Sure, you’ve seen those cute rabbits, kittens, even faces made of figures and mathematical symbols. They are made in ASCII mode that has the plainest explanation you would never think of - American Standard Code for Information Interchange. In this post, I will show how civils have transformed military ASCII into a piece of art.
What is ASCII art?
ASCII appeared together with typewriters in the 19th century. Wikipedia says,
“One of the main reasons ASCII art was born was because early printers often lacked graphics ability and thus characters were used in place of graphic marks.”
And one more,
“Since 1867 typewriters have been used for creating visual art. The oldest known preserved example of typewriter art is a picture of a butterfly made in 1898 by Flora Stacey.” I posted it as a title image for my post.

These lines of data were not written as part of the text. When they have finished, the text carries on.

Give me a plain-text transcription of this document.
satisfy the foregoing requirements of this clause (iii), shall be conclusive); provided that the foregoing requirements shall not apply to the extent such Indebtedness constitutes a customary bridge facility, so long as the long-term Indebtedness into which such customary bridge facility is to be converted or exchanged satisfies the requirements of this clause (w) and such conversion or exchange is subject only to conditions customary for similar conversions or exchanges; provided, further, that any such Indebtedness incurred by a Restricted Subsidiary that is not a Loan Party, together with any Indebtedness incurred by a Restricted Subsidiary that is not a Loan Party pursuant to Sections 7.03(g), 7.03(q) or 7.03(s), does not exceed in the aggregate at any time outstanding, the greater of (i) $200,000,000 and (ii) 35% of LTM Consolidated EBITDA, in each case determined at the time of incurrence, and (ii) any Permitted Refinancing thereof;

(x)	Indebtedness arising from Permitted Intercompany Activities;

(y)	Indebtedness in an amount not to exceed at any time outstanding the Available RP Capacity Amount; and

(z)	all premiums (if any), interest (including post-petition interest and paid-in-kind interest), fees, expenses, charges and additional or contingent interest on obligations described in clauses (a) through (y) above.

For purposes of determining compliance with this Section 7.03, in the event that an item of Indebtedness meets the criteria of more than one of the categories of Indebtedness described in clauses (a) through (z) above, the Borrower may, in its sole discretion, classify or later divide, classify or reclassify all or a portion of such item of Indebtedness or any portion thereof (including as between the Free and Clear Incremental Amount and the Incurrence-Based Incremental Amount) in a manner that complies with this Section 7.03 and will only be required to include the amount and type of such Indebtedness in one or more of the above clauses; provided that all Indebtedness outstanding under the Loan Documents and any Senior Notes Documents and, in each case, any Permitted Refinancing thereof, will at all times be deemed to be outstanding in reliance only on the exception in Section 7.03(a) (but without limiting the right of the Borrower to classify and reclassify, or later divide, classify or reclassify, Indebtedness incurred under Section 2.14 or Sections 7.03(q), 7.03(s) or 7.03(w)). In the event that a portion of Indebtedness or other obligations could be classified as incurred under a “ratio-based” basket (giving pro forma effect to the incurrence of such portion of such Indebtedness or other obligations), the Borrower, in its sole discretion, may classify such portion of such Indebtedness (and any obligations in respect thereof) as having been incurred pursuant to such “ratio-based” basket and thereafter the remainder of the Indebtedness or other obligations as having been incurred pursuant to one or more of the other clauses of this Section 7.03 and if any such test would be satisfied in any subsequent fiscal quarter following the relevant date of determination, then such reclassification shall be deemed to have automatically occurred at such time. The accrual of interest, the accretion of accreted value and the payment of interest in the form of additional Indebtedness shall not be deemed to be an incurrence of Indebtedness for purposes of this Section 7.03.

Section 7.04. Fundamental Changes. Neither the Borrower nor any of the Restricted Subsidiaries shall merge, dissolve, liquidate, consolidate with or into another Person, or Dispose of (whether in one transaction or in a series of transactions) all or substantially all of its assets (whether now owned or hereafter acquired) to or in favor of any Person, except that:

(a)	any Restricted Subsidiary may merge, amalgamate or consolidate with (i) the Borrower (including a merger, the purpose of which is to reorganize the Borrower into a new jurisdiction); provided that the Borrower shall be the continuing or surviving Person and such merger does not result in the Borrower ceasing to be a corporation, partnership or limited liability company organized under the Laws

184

The first computers didn’t have enough capacities to support graphics as well, that’s why programmers were interested in developing a way to display pictures with the help of characters and symbols.

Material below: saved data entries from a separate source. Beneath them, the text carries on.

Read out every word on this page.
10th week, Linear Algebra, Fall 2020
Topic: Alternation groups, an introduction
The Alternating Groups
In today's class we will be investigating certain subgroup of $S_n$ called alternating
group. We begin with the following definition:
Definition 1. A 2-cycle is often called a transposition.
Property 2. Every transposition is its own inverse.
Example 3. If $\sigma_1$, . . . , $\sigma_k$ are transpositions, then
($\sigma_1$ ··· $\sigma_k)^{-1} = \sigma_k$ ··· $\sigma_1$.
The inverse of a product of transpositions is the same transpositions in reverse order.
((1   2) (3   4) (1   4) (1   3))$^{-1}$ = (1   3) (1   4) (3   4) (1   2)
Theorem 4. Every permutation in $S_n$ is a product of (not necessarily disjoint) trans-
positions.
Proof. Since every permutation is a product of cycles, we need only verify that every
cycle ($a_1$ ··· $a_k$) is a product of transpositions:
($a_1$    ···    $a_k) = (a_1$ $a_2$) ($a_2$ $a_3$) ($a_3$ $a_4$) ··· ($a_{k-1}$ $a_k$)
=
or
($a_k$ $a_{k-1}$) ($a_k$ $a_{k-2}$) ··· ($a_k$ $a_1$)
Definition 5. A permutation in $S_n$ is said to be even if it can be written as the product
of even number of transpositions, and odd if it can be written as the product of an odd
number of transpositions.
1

What You Can Do with ASCII
Actually, you can do almost anything, for example, convert your regular pictures into ASCII art with the help of a special ASCII image converter. Take any picture and convert it into a colorful or black-and-white image like I did.
You can transform an ordinary email or digital note into an ASCII styled notification that everyone will appreciate. Take ASCII Art Generator for that. What I liked about this service is that it gives you the opportunity to preview the font style. Click on the Font Preview link and select the font you like.
There are also many resources where you can select and download funny ASCII images that you can transfer to your mobile or any other portable device. When I was preparing for Christmas I found Christmas ASCII Art by Joan Stark. Be prepared, you’ll get lost there. The only disadvantage of this website is that when you insert a copied ASCII image it can be pasted a bit broken. But it’s a matter of a few minutes to correct the image. You can also try ASCII World directory where thousands of ASCII images are divided into several categories.